Per the Washington Post, "As the Senate opened debate Monday on a landmark plan to overhaul the nation's health-care system, congressional budget analysts said the measure would leave premiums unchanged or slightly lower for the vast majority of Americans, contradicting assertions by the insurance industry that the average family's coverage would rise by thousands of dollars if the proposal became law… Democrats, who had been nervously awaiting the CBO's pronouncement on premiums, hailed the report as a political vindication that should help reassure wavering moderates in both parties."
"But Republican senators like Charles E. Grassley of Iowa and Mitch McConnell of Kentucky, the minority leader, said the report validated their concerns," the New York Times adds. "They focused on the prediction that unsubsidized premiums in the individual insurance market, less than a fifth of those with health insurance, would rise an average of 10 percent to 13 percent."
The return of reconciliation? "Talk about using budget reconciliation to pass healthcare reform in the Senate has faded from public view, but Democratic leaders continue to hang the threat over centrists in private," The Hill writes.

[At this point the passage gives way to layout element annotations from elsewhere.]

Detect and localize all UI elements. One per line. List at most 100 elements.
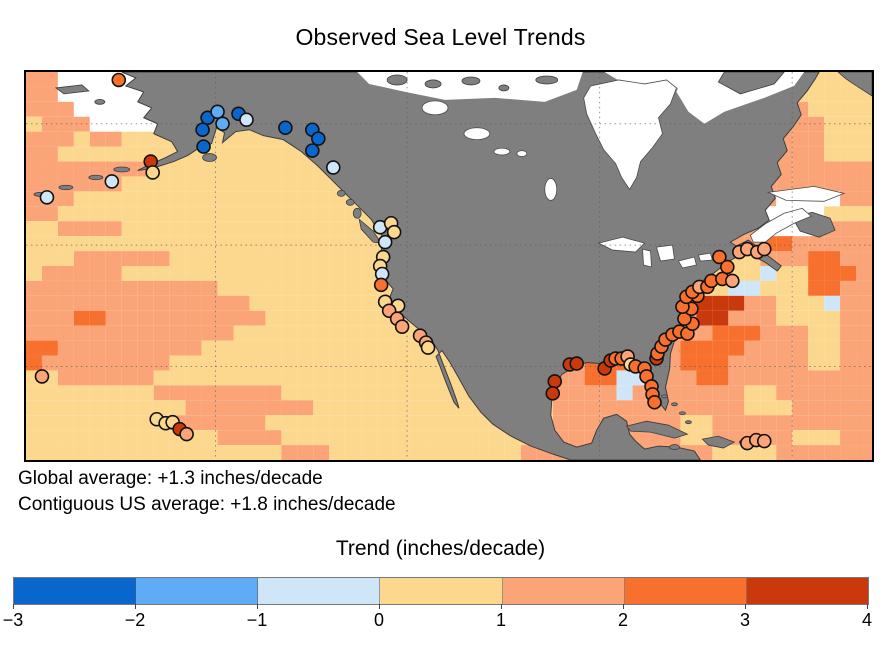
colorbar-segment [624, 578, 747, 604]
station-dot [545, 386, 561, 401]
lake-winnipeg [544, 178, 558, 201]
station-dot [720, 259, 735, 275]
station-dot [712, 249, 727, 265]
station-dot [195, 122, 210, 137]
colorbar-title: Trend (inches/decade) [335, 537, 546, 560]
haida-gwaii [352, 207, 362, 219]
reindeer-lake [516, 150, 528, 157]
arctic-channel-white [357, 72, 583, 102]
station-dot [305, 143, 320, 158]
colorbar-tick-label: 3 [739, 610, 751, 630]
lakes-layer [421, 79, 846, 269]
colorbar-tick-mark [623, 604, 624, 609]
colorbar-tick-mark [257, 604, 258, 609]
station-dot [420, 340, 436, 355]
hispaniola [701, 435, 736, 449]
bahamas [685, 420, 692, 425]
lake-athabasca [493, 147, 511, 156]
colorbar-segment [14, 578, 137, 604]
lake-michigan [642, 248, 652, 268]
station-dot [179, 426, 194, 442]
colorbar-tick-mark [135, 604, 136, 609]
lake-huron [655, 244, 675, 262]
colorbar-tick-label: 2 [617, 610, 629, 630]
station-dot [756, 241, 772, 257]
station-dot [215, 116, 230, 131]
station-dot [104, 174, 120, 189]
gulf-of-st-lawrence [749, 207, 812, 243]
colorbar-segment [502, 578, 625, 604]
colorbar-tick-label: 4 [861, 610, 873, 630]
colorbar [13, 577, 869, 605]
colorbar-tick-mark [745, 604, 746, 609]
labrador-white-band [766, 186, 846, 202]
great-slave-lake [463, 127, 491, 141]
arctic-island [386, 74, 408, 86]
arctic-island [424, 79, 442, 89]
station-dot [145, 165, 160, 180]
colorbar-segment [258, 578, 381, 604]
station-dot [111, 72, 127, 88]
global-average-text: Global average: +1.3 inches/decade [18, 468, 323, 489]
aleutian-island [88, 174, 104, 181]
greenland-corner [837, 72, 872, 97]
station-dot [569, 356, 584, 371]
lake-superior [597, 236, 646, 253]
station-dot [756, 433, 772, 449]
kodiak-island [202, 153, 217, 162]
station-dot [386, 224, 402, 240]
map-panel [24, 70, 874, 462]
arctic-island [535, 75, 559, 85]
colorbar-tick-label: −1 [246, 610, 268, 630]
arctic-island [461, 76, 481, 86]
jamaica [669, 444, 680, 450]
colorbar-segment [746, 578, 868, 604]
stations-layer [34, 72, 772, 451]
station-dot [311, 131, 326, 146]
station-dot [394, 319, 410, 334]
station-dot [239, 112, 254, 128]
colorbar-segment [380, 578, 503, 604]
map-canvas [26, 72, 872, 460]
station-dot [39, 190, 55, 205]
colorbar-tick-mark [379, 604, 380, 609]
colorbar-tick-label: −3 [2, 610, 24, 630]
station-dot [34, 369, 50, 384]
bahamas [661, 394, 668, 399]
great-bear-lake [421, 100, 449, 116]
station-dot [325, 160, 341, 175]
arctic-island [498, 84, 510, 92]
colorbar-tick-mark [13, 604, 14, 609]
page-title: Observed Sea Level Trends [295, 24, 586, 50]
colorbar-tick-label: 1 [495, 610, 507, 630]
aleutian-island [113, 166, 131, 173]
station-dot [647, 395, 662, 410]
colorbar-tick-mark [501, 604, 502, 609]
station-dot [278, 120, 293, 135]
lake-ontario [697, 252, 713, 262]
colorbar-tick-mark [867, 604, 868, 609]
averages-block: Global average: +1.3 inches/decade Conti… [18, 466, 396, 518]
vancouver-island [358, 218, 382, 244]
st-lawrence-island [54, 84, 90, 95]
bering-island [94, 98, 106, 105]
baffin-island [717, 72, 785, 95]
station-dot [377, 234, 393, 250]
station-dot [373, 277, 389, 293]
lake-erie [677, 256, 697, 269]
graticule-layer [26, 72, 872, 460]
colorbar-tick-labels: −3 −2 −1 0 1 2 3 4 [3, 610, 872, 634]
alexander-archipelago [336, 189, 346, 197]
station-dot [725, 273, 740, 289]
colorbar-segment [136, 578, 259, 604]
station-dot [547, 374, 563, 389]
us-average-text: Contiguous US average: +1.8 inches/decad… [18, 494, 396, 515]
station-dot [196, 139, 211, 154]
bahamas [671, 402, 678, 407]
alexander-archipelago [345, 198, 355, 206]
hudson-bay [583, 79, 677, 191]
colorbar-tick-label: −2 [124, 610, 146, 630]
bahamas [679, 411, 686, 416]
cuba [625, 420, 689, 439]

A Gas-tax hike coming? "A federal gas tax hike is likely to appear on lawmakers' radars again this year as they search for new ways to fund the country's transportation programs, the department's secretary suggested on Monday, The Hill reports. "During a summit in Fort Worth, Texas, Transportation chief Ray LaHood predicted the federal government's gas tax of 18.4 cents per gallon would not be enough to offset the nearly $500-million gap between how much revenue is available and how much money the department hopes to receive next year."